Subsequently, the city’s Planning Commission in April gave a permit to another company to operate the CES for U.S. Customs in the West Oakland neighborhood –North America 3PL, owned by local entrepreneur Tom Henderson.

“This permit approval serves to facilitate the introduction of thousands of truck trips each year into the community,” Beveridge and Gordon wrote. “This port-related truck traffic could have been avoided if a Truck Management Plan had been produced prior to eviction of trucking tenants and the start of construction on the Oakland Army Base.”

U.S. Customs and its contactor North America 3PL are also mentioned in the complaint. “(U.S. Customs) had no  civil rights or public safety protocols in (place to) select a new site for CES operations and relied solely on the contactor’s understanding of City of Oakland zoning regulations to protect the public from increased impacts.”
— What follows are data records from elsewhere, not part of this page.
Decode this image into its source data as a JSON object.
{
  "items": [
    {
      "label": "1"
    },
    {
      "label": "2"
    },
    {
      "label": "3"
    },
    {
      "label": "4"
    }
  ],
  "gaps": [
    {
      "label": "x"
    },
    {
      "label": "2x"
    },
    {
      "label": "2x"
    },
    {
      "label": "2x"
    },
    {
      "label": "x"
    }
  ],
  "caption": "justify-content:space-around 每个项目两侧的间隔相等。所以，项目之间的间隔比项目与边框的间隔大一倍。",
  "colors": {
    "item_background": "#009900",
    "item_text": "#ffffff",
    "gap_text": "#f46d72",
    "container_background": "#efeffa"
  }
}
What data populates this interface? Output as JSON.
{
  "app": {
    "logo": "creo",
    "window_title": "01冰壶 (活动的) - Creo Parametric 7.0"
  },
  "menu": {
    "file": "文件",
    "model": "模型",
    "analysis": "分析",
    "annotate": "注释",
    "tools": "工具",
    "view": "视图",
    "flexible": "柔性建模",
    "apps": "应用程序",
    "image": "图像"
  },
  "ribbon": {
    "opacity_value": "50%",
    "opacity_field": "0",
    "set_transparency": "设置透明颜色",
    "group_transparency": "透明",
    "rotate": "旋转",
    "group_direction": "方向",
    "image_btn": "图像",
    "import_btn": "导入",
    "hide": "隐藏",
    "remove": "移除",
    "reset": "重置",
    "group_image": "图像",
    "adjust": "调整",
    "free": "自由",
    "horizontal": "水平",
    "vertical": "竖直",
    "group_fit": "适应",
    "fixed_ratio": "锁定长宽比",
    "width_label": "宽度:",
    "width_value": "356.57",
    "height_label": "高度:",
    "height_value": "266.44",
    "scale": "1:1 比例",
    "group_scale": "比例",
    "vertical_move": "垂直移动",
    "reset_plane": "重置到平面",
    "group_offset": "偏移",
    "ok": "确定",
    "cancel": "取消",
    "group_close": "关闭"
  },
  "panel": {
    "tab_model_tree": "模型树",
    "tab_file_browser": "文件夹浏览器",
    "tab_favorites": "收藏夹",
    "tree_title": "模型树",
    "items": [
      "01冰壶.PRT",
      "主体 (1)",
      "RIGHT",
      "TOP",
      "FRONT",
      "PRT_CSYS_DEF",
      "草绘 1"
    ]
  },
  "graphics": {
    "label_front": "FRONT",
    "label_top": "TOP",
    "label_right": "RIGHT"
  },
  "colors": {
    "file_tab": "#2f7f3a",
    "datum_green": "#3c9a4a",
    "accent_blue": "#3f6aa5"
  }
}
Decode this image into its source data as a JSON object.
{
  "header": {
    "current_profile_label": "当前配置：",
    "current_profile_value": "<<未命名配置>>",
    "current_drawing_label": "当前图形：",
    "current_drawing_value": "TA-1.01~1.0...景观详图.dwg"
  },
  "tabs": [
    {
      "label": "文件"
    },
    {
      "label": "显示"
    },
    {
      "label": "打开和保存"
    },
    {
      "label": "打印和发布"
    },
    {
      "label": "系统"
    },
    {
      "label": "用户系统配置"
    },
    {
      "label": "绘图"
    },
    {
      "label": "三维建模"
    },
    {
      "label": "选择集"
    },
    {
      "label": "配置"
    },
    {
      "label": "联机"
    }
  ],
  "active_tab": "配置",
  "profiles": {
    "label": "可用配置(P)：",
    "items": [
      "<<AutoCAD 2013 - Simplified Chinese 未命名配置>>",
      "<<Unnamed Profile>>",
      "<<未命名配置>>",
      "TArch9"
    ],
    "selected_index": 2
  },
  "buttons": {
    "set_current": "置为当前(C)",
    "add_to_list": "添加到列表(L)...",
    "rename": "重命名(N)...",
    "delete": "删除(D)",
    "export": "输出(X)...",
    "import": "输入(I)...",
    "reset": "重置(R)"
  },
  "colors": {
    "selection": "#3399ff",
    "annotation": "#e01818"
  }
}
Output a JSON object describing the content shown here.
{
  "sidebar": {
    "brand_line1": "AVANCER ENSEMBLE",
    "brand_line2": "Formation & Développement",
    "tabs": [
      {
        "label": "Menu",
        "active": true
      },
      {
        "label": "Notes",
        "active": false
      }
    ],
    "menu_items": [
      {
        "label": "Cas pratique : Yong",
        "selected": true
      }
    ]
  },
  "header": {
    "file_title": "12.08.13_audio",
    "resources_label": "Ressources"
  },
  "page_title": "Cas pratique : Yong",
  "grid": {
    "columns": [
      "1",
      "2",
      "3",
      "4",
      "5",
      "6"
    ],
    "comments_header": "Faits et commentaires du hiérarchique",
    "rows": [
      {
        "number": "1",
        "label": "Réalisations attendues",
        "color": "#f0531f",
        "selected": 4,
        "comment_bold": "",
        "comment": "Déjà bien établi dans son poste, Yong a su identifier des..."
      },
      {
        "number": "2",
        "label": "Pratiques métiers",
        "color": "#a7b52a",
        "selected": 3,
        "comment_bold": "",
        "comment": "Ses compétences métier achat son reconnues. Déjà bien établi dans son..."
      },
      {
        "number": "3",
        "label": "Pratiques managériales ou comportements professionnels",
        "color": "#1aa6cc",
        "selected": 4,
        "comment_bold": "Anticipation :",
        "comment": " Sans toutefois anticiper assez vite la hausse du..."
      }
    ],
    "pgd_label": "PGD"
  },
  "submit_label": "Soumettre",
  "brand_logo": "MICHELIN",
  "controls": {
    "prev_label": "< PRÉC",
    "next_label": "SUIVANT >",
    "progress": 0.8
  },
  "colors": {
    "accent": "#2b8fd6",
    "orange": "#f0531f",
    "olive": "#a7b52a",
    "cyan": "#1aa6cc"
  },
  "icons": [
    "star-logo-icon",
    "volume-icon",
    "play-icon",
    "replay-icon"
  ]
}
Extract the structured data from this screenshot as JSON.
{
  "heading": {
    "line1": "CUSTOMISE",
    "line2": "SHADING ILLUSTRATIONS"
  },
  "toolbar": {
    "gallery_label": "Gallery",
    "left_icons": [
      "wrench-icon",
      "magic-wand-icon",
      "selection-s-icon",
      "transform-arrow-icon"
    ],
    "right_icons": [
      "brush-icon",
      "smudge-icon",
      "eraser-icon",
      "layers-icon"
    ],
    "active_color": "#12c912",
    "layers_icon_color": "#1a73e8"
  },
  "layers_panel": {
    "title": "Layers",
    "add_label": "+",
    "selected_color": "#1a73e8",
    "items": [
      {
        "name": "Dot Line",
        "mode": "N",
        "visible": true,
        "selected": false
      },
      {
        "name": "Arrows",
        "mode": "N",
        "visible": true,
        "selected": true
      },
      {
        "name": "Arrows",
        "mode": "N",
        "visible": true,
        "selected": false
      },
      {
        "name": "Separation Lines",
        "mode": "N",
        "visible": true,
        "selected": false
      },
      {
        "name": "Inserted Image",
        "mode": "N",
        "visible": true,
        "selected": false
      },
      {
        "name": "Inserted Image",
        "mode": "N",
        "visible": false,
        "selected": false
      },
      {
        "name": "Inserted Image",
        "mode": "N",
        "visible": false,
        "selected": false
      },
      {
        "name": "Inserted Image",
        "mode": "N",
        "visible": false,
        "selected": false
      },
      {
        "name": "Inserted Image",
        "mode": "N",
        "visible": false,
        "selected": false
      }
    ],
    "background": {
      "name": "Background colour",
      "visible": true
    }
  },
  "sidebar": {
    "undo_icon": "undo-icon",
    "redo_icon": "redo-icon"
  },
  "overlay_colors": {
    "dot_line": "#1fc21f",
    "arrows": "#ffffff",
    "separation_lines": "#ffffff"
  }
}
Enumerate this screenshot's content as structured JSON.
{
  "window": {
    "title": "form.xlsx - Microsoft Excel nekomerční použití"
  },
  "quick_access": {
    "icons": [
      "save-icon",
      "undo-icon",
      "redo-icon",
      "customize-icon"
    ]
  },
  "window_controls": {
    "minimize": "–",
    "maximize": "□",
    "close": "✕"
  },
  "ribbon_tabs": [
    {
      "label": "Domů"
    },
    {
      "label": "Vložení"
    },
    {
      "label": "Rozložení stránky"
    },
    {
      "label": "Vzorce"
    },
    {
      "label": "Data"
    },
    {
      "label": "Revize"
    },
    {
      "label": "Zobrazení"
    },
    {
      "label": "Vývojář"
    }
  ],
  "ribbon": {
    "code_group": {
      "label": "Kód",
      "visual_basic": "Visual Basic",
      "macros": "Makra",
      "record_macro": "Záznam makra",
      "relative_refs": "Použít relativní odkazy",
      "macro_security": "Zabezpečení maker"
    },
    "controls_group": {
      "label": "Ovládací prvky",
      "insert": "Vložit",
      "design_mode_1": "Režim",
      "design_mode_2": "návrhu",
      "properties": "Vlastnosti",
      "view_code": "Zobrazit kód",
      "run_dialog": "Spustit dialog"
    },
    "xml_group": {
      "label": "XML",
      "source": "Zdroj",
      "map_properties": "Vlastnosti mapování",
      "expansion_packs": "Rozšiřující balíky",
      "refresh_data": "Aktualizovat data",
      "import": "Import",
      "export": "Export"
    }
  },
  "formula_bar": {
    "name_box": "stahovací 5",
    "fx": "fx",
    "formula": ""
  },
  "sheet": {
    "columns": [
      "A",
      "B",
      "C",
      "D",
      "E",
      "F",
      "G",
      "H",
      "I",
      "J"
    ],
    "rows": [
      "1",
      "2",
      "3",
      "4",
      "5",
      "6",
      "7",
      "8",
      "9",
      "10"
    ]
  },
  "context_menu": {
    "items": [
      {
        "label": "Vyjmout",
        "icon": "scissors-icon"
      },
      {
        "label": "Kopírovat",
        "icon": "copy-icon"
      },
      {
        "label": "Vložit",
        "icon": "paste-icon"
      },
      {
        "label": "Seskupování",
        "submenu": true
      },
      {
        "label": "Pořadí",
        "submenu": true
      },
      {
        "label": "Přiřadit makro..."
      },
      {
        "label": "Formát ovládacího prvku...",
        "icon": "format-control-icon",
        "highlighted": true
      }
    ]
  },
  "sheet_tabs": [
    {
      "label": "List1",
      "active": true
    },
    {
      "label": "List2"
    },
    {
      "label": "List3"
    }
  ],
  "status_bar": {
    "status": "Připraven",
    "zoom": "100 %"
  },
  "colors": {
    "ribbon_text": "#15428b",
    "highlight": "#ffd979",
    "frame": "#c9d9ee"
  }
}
According to their letter, “Title VI of the Civil Rights Act of 1964 clearly requires federal agencies to take whatever steps are necessary to avoid discriminatory effects of their actions through their contractors or grantees.”

In addition, they said, President Obama this year reauthorized President Bill Clinton’s Executive Order 12898, affirming that it is the “responsibility of federal agencies to consider the health and environmental impact of their actions in the communities in which they act.”

The Port of Oakland is included in the complaint because it did not take steps to provide space for U.S. Custom’s inspections on port land.

North America 3PL and its owner Tom Henderson has support in West Oakland because of Henderson’s pledge to bring desperately needed jobs to the community.

A meeting between officials and the environmental activists is scheduled for Monday.